Estudo mostra que ovelha Dolly não tinha doença associada a envelhecimento precoce

Primeiro mamífero clonado a partir de células adultas morreu em 2003 e havia suspeitas de artrite precoce provocada pela clonagem.

Quando a ovelha Dolly morreu em 2003, rumores se espalharam de que a clonagem estaria ligada à sua morte ou às condições as quais sofria. Dolly foi o primeiro mamífero a ser clonado de células adultas.

Uma das hipóteses era de que ela tinha osteoartrite de início precoce, antes conhecida mais comumente como artrite. Associada ao envelhecimento, a condição leva à degeneração das cartilagens — parte “mais mole” que liga os ossos.

Radiografias feitas após a morte da ovelha, no entanto, mostraram que Dolly não sofria de uma forma anormal da doença. Os achados foram publicados nesta quinta-feira (23) no “Scientific Reports”.

O que é a clonagem

Cientistas isolam uma célula do doador e retiram o seu núcleo. Esse núcleo contém todo o material genético que vai permitir que a “cópia idêntica” seja feita. No caso de Dolly, o núcleo foi retirado de uma célula mamária de uma ovelha adulta e inserido em um óvulo desprovido da estrutura. Quando esse aglomerado de células virou um embrião, ele foi inserido em uma outra ovelha que funcionou como uma “barriga de aluguel” para o clone.

As especulações sobre a condição começaram quando um resumo de um artigo científico foi apresentado em 2003. O estudo mostrava que Dolly sofria de osteoartrite precoce no joelho esquerdo aos cinco anos de idade.

Especialistas da Universidade de Nottingham e da Universidade de Glasgow, na Escócia (país onde Dolly foi clonada), no entanto, dizem que a hipótese é infundada — já que os exames mostraram que Dolly não tinha osteoartrite precoce, mas um desgaste leve e moderado consistente com ovelhas da mesma idade que não foram clonadas.

Filhos e irmãs

Os pesquisadores também analisaram radiografias dos “filhos” de Dolly: Bonnie, Megan e Morag.
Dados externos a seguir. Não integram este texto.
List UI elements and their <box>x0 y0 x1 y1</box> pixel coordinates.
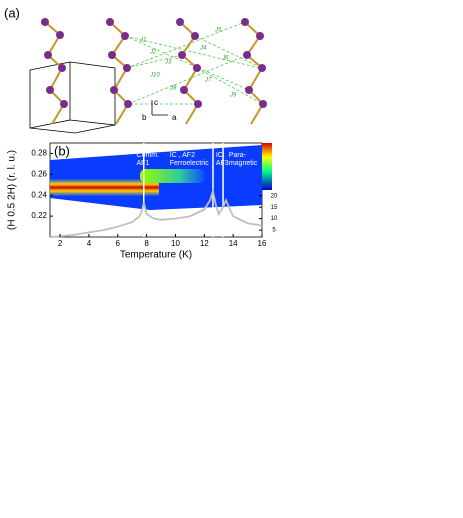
x-tick-label: 8 <box>144 239 149 248</box>
exchange-label: J6 <box>221 56 229 62</box>
axis-c: c <box>154 98 158 107</box>
region-label: AF3 <box>216 160 229 167</box>
x-tick-label: 4 <box>87 239 92 248</box>
x-tick-label: 16 <box>258 239 267 248</box>
heatmap-band-af2 <box>140 169 205 183</box>
x-tick-label: 14 <box>229 239 238 248</box>
y-tick-label: 0.24 <box>31 190 47 199</box>
region-label: Ferroelectric <box>170 160 209 167</box>
region-label: Para- <box>229 152 247 159</box>
exchange-label: J8 <box>169 86 177 92</box>
axis-b: b <box>142 113 147 122</box>
x-tick-label: 2 <box>58 239 63 248</box>
exchange-label: J10 <box>149 73 160 79</box>
region-label: IC <box>216 152 223 159</box>
exchange-label: J4 <box>199 46 207 52</box>
region-label: IC , AF2 <box>170 152 195 159</box>
heatmap-band-af1 <box>50 179 159 196</box>
axes-arrows <box>151 100 168 116</box>
exchange-label: J7 <box>204 78 212 84</box>
colorbar <box>262 143 272 190</box>
region-label: AF1 <box>137 160 150 167</box>
panel-label: (b) <box>54 143 70 158</box>
exchange-label: J9 <box>229 93 237 99</box>
axis-a: a <box>172 113 177 122</box>
y2-tick-label: 10 <box>271 216 278 222</box>
x-tick-label: 10 <box>171 239 180 248</box>
unit-cell <box>29 61 116 134</box>
x-tick-label: 6 <box>116 239 121 248</box>
x-tick-label: 12 <box>200 239 209 248</box>
y2-tick-label: 15 <box>271 205 278 211</box>
y2-tick-label: 20 <box>271 193 278 199</box>
x-axis-label: Temperature (K) <box>120 250 192 261</box>
exchange-label: J3 <box>164 60 172 66</box>
y-axis-label: (H 0.5 2H) (r. l. u.) <box>7 150 18 230</box>
region-label: Comm. <box>137 152 160 159</box>
region-label: magnetic <box>229 160 258 167</box>
intensity-line <box>49 187 263 238</box>
y2-tick-label: 5 <box>272 228 276 234</box>
exchange-paths <box>124 21 264 105</box>
exchange-label: J1 <box>139 38 146 44</box>
exchange-label: J5 <box>214 28 222 34</box>
y-tick-label: 0.26 <box>31 169 47 178</box>
y-tick-label: 0.28 <box>31 149 47 158</box>
panel-label: (a) <box>4 5 20 20</box>
exchange-label: J2 <box>149 50 157 56</box>
y-tick-label: 0.22 <box>31 211 47 220</box>
atoms <box>41 18 267 108</box>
Eles também não sofriam de osteoartrite precoce.

O mesmo grupo publicou estudo na “Nature Communications” em julho de 2016 que mostrou que as irmãs da ovelha não sofriam de envelhecimento precoce. A partir daí aumentou a suspeita sobre a osteoartrite de Dolly.

Foi aí que os pesquisadores foram atrás dos restos mortais da ovelha para mais esclarecimentos e descobriram que a osteoartrite precoce primeiramente relatada não procedia.

Dolly nasceu em julho de 1996 e morreu em fevereiro de 2003 de uma infecção pulmonar progressiva. Vários animais foram clonados desde então, inclusive no Brasil, mas a clonagem ainda é um dilema ético no mundo.